On a night for honesty, you can’t fault John Rzeznik’s. The man who, along with Robby Takac has helmed the Goo Goo Dolls for over 30 years, knows what he is meant to say: “Hey Birmingham!” He yells, after the classic “Slide”, third song in if you please. “We’re so glad to be here! It’s warm in here ‘cos we’re altogether…..”
That’s what bands do, right? Except it’s freezing outside and sleeting. Rzeznik stops, smiles and says what he really thinks: “Man, I am not gonna bullshit you people. I am fucking freezing!”
In that spirit, I’ll tell the truth too.
Until “Miracle Pill” the bands 11th and latest record, arrived in the MV inbox last year – and the title track is the one they play after the temperature revelation – it’d been at least 15 years since I had listened to GGD.
I’d been a massive fan in the late 90s. “Dizzy Up The Girl” (just the 4.2 million records sold in the US) in general and the single “Slide” in particular, along with The Gin Blossoms and Counting Crows had defined the greatest unrequited love affair in the history of the world that went on throughout the period in my head, then I’d gone back and listened to the metal records they’d started with.
Fast forward 22 years, and I am sitting here tonight singing the words to these songs, stuff like “Black Balloon” and “January Friend” like they’ve been on my iPod every day since. That, right there, is the mark of brilliant music. They stick with you.
And a thought strikes. That story of the girl who wouldn’t remember me and who I haven’t seen in two decades. How many people here have something similar? Some connection with GGD like that?
Who knows, probably loads. What I do know is that this version of Goo Goo Dolls is in astonishingly good form tonight.
Starting with a new one “Indestructible” is a good move, given that it immediately gives notice that this is not a nostalgia trip. Rightly so, because they have plenty to offer and plenty to say.
They’ve always been hard to read. Their early records were proper heavy affairs, for all they became later, and when they play “Fallin Down” – on which keyboard man Jim McGorman excels – or when Takac sings “Another Second Time Around” you remember the rawness of the material, certainly the contrast with “Fearless” – the anthemic affair from “…Pill” is stark.
But then, what we are witnessing on this stage tonight is the natural evolution of an underrated band. The breadth of their stuff is shown in this 95 minutes. “Stay With You” is superb, and the screeching solo of “Autumn Leaves” from the new one makes for a great crescendo ready for the encore.
Except there isn’t an encore. And how can you not love the fact that this, a massive rock band by any definition, doesn’t need its ego stroking by going off and on again to get applause?

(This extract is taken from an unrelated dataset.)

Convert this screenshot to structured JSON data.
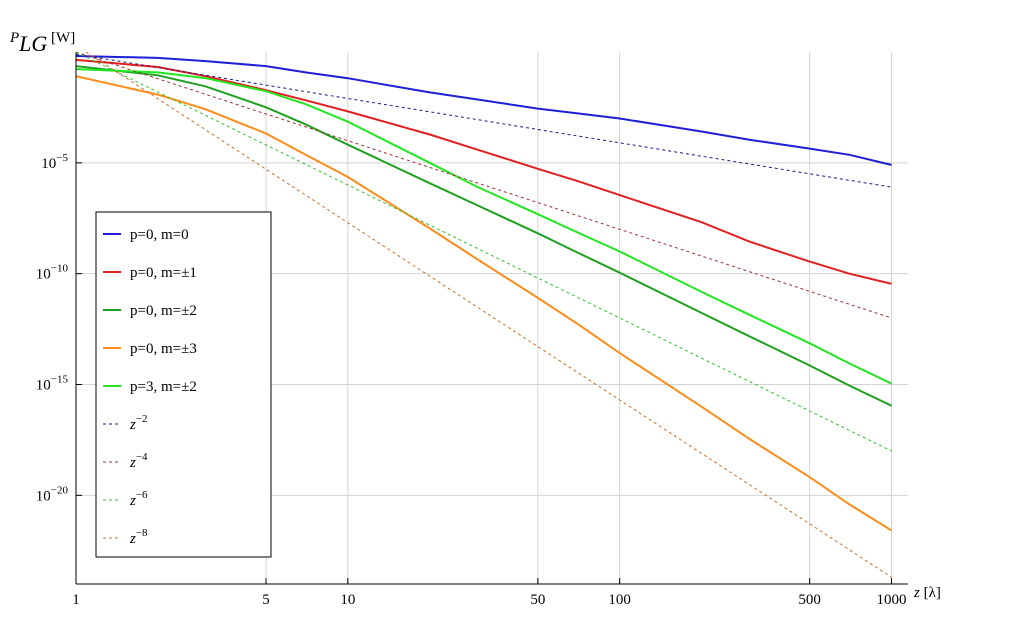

They do, of course, have “Iris” in their back pocket. Number one all around the world and millions and millions sold. It’s a mega hit, and it sounds huge, but you know what? “Broadway” is better. And it is alive tonight, it still is. The passion. The desire for the music, the pride in the performance.
How do we know this? Well, this is just a guess, but Rzeznik seems angry when the Harmonica part of the song doesn’t work. He throws the instrument, and if he could have launched his guitar at somebody at the end, then I am going to guess he’d have done that too. Settling instead for throwing it down.
I have no idea why he was upset, because let’s be clear, Goo Goo Dolls were brilliant tonight. In a way though, if he was upset that proves why. Because at a stage of their career when they could realistically, just find some anniversary and an excuse to play an album all the way through, they’d much rather keep pushing forward.